While some people think a hyd roller is the end all type of cam a good solid flat tappet of good grind will make more power and more RPM without near the ramp profile. Hyd roller cams are good because it gives you good lift without the constant valave adjustment of a flat tappet solid lifter cam. A Hyd Flat tappet will spin higher rpm than a Hyd roller but because of limited lift loses power from lack of flow. The Solid roller is the most power productive cam because you can use super strong valve springs and huge lift but all that comes at a price. The lifters get beat to death and when one of them comes apart it's bad, in most cases, real bad. i've had a solid roller come apart and ruin a 9000 dollar short block. I changed the lifters in my Merlin Big Block Chevy every 2500 miles. It's expensive to keep up.
The Hyd roller cam offers good performance, low maintenence but comes at a price as well. It's very RPM limited and Valve spring pressure can't be very high and that causes drop off of High RPM. In most cases by the time a Hyd roller cam with the right springs is done below 6700rpm. The first set of Valve springs I had in mime dropped off at 6200 rpm. I swapped out the springs to a set of behive Comp springs made for Big chevys, swapped out the rockers for something lighter on the valve and picked up another 500 rpm. While it will spin past 7000 it falls off so bad at 6700 that it's useless to go farther. I could throw in a solid lifter flat tappet cam and it wouldn't stop spinning until the rods go on vacation.
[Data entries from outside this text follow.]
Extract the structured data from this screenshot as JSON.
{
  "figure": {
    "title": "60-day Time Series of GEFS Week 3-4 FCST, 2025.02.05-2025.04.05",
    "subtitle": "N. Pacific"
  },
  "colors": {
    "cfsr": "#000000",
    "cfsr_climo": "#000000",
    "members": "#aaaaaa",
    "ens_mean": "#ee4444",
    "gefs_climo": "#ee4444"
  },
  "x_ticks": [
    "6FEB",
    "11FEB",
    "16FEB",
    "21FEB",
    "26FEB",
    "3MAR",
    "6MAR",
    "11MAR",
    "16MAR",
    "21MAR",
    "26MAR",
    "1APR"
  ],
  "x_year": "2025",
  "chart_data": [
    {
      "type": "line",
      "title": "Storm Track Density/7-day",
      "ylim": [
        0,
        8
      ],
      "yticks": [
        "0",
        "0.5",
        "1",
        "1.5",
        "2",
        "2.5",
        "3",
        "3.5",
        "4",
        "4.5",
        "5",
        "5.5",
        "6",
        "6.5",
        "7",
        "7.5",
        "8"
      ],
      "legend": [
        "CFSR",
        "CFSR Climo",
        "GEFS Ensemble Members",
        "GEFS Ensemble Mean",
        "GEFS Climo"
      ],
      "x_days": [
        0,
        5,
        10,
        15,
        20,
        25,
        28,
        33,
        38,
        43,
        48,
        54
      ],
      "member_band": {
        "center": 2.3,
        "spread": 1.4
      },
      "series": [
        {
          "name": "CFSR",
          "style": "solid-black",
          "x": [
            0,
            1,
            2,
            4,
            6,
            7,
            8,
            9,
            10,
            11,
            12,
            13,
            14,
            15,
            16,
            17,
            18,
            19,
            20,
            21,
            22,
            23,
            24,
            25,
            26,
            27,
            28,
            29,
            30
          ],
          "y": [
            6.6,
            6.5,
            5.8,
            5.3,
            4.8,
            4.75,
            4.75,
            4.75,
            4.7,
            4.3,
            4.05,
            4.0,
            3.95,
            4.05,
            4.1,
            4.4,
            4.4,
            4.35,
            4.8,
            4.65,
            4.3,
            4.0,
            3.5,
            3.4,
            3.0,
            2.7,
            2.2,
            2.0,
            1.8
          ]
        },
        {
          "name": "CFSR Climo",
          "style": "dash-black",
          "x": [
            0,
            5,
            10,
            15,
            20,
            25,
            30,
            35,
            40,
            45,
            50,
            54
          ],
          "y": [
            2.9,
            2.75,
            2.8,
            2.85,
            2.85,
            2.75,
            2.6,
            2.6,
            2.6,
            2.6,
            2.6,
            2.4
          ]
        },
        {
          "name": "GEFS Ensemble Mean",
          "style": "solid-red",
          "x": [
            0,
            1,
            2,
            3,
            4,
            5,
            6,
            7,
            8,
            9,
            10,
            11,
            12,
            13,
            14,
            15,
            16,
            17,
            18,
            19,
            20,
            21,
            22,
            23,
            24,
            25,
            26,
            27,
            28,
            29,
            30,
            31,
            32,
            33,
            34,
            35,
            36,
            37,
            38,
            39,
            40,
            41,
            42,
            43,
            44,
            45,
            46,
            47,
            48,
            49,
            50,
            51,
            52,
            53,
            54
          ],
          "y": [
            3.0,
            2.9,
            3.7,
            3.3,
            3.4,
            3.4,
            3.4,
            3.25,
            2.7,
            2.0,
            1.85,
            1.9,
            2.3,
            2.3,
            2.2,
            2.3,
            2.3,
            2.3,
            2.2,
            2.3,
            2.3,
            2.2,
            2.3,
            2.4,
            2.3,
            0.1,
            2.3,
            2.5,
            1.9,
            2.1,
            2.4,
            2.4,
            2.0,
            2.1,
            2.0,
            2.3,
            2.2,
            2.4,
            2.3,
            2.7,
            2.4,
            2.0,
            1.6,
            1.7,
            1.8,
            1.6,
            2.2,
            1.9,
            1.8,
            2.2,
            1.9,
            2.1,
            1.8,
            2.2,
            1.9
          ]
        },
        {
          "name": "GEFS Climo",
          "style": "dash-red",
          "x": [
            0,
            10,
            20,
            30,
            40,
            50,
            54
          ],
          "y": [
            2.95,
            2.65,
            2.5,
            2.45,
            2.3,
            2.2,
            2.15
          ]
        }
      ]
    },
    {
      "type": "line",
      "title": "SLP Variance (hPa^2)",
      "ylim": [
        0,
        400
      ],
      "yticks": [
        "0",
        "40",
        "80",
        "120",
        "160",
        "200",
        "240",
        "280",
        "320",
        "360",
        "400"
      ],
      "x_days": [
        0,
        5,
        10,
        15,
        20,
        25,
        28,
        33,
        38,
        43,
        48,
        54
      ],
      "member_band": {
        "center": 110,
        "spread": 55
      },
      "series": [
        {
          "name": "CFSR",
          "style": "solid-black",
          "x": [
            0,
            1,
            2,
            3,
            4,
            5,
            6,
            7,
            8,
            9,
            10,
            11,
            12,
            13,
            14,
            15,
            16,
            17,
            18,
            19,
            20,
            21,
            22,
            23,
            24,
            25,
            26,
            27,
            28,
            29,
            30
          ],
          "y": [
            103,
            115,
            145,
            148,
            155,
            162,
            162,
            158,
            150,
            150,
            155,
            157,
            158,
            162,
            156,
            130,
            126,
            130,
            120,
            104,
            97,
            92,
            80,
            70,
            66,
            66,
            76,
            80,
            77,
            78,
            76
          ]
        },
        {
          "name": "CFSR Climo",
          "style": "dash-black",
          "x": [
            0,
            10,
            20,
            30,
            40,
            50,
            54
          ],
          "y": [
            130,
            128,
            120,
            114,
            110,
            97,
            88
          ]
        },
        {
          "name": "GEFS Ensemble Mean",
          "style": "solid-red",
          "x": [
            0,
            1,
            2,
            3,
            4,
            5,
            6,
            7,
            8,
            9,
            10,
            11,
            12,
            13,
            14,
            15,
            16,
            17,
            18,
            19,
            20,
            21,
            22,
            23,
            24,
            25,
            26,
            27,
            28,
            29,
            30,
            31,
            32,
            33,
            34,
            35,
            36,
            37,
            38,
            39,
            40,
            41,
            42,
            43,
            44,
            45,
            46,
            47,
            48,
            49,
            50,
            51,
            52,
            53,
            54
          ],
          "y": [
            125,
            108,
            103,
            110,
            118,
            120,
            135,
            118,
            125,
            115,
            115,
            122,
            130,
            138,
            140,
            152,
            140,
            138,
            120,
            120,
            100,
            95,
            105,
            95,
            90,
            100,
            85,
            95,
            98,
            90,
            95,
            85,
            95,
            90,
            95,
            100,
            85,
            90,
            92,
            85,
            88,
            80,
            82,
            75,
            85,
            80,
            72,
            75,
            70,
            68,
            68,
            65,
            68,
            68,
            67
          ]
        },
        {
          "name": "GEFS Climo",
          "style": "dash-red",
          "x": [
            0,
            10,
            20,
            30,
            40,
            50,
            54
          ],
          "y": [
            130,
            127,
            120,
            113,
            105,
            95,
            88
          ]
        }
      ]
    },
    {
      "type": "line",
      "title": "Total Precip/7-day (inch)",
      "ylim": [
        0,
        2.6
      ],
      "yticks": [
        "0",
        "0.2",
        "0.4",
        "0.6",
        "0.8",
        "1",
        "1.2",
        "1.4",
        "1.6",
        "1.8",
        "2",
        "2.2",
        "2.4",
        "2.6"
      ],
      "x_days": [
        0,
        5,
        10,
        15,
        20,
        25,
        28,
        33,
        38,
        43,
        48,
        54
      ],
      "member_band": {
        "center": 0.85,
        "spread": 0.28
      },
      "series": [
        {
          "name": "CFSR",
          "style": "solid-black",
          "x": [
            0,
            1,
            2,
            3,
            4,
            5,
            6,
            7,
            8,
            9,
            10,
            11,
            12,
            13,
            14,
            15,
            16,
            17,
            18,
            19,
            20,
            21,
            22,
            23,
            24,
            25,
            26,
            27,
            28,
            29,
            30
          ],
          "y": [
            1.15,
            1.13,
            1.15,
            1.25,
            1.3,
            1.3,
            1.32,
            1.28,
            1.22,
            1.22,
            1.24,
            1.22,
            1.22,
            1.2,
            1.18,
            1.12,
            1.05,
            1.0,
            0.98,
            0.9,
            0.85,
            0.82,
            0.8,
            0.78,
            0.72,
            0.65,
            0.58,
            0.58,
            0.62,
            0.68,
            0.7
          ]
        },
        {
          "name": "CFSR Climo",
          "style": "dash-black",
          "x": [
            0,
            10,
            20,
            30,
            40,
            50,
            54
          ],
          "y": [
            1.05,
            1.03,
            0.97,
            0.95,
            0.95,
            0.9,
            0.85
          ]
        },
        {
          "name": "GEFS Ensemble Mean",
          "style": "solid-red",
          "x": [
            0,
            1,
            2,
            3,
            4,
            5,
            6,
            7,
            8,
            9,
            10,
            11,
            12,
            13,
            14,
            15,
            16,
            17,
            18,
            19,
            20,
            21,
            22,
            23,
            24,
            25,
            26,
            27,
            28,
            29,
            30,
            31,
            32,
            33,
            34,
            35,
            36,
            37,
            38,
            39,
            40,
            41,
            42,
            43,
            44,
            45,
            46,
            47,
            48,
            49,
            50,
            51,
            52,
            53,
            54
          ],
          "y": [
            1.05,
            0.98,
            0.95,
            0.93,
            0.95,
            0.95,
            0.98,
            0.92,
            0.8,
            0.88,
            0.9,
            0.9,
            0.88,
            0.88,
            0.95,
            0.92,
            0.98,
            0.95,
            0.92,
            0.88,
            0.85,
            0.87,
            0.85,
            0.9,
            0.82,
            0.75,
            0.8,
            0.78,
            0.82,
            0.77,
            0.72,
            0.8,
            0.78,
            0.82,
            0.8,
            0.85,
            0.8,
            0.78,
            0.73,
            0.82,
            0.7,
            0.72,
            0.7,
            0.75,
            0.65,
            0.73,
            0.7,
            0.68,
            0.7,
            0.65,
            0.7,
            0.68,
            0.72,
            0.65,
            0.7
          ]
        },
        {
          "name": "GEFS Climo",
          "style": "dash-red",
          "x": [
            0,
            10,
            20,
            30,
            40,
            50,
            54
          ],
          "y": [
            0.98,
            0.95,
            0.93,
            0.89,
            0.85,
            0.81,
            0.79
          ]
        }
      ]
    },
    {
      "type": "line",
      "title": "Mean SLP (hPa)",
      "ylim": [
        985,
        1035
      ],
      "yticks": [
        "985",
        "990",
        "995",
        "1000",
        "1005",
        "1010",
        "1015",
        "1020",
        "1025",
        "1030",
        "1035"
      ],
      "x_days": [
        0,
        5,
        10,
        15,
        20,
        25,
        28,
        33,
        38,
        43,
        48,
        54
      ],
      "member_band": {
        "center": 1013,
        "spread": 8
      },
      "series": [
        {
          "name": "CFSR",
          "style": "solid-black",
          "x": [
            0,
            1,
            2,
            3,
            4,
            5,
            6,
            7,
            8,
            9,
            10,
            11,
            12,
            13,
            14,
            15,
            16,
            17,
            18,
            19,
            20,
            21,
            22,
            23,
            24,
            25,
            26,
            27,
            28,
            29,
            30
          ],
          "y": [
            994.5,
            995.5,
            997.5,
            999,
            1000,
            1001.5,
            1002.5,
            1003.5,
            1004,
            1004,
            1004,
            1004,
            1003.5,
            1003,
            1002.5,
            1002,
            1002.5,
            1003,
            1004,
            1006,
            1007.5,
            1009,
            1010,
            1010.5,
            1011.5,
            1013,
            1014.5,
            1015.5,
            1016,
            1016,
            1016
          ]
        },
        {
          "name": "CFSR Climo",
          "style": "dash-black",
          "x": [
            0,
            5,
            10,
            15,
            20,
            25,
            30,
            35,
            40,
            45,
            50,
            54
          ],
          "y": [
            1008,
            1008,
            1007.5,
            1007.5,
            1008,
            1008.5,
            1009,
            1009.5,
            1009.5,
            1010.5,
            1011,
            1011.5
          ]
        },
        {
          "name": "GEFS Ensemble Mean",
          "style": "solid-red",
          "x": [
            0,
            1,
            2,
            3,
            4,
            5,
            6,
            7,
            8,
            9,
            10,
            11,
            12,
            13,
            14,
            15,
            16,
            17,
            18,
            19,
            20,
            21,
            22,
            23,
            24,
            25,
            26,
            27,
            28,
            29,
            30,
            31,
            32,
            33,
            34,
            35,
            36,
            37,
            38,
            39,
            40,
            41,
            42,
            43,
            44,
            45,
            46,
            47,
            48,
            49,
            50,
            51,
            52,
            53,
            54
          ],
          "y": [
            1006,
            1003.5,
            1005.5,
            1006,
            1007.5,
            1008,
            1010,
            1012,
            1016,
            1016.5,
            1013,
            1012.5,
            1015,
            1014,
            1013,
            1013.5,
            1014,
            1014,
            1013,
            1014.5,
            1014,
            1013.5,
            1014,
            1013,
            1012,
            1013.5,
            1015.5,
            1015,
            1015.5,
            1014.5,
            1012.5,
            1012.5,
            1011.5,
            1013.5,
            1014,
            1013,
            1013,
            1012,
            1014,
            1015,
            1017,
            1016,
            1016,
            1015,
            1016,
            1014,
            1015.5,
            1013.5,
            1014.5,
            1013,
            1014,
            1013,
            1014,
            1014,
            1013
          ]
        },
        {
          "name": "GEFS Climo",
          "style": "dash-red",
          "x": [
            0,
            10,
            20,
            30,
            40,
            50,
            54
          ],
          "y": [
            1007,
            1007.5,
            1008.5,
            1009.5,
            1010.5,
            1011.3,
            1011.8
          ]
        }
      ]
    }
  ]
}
Suffice to say every type of cam has a differant type of ramp profile. I knew that and tried to explain to you how it works. I would invite you to challange my train of thought because even at my old age I'm a dog that can learn a new trick. I can tell your a smart guy by telling me how wrong I was with no need to explain your point. I would hope that you would think enough of me and all you buddies here exactly your theory. I'm sitting on the edge of my seat waiting for your reply.

While I've made some real blunders in cam selection in the past and have a stack of old cams to prove it I've always exceeded my customers expectations on what they paid me for. Most of the blunders I made was back befor Hyd rollers and we would have sit down sessions and talk about it and then when it was ground it just wasn't what we thought it would be. It was never a case of the car wouldn't start but just a case of the engine didn't make power right where we wanted it to. But then again once in a while we hit upon something special and unexpected.

I'm retired now and sidelined due to some health problems and I just piddle around but I havn't lost my mind yet as you seem to think. i'm not rich and I don't have a yard full of 9 second street cars but I've built some pretty nice examples over the years. I fully expect my little Coupe to bust into the 9's (way up high) and it has one of those "My Grind" cams in it. It made 581 Hp at 6300 rpm and 499 lbs ft or torque at 4800 rpm. No Blower, No Nitrous just all motor with nothing exotic just some careful selection, good port work and one of those cams I had ground. Must have go lucky for a guy who doesn't know what I'm talking about. Please fill me in because I could use anothe 50 hp or so. That shouldn't be a problem for a guy of your caliber.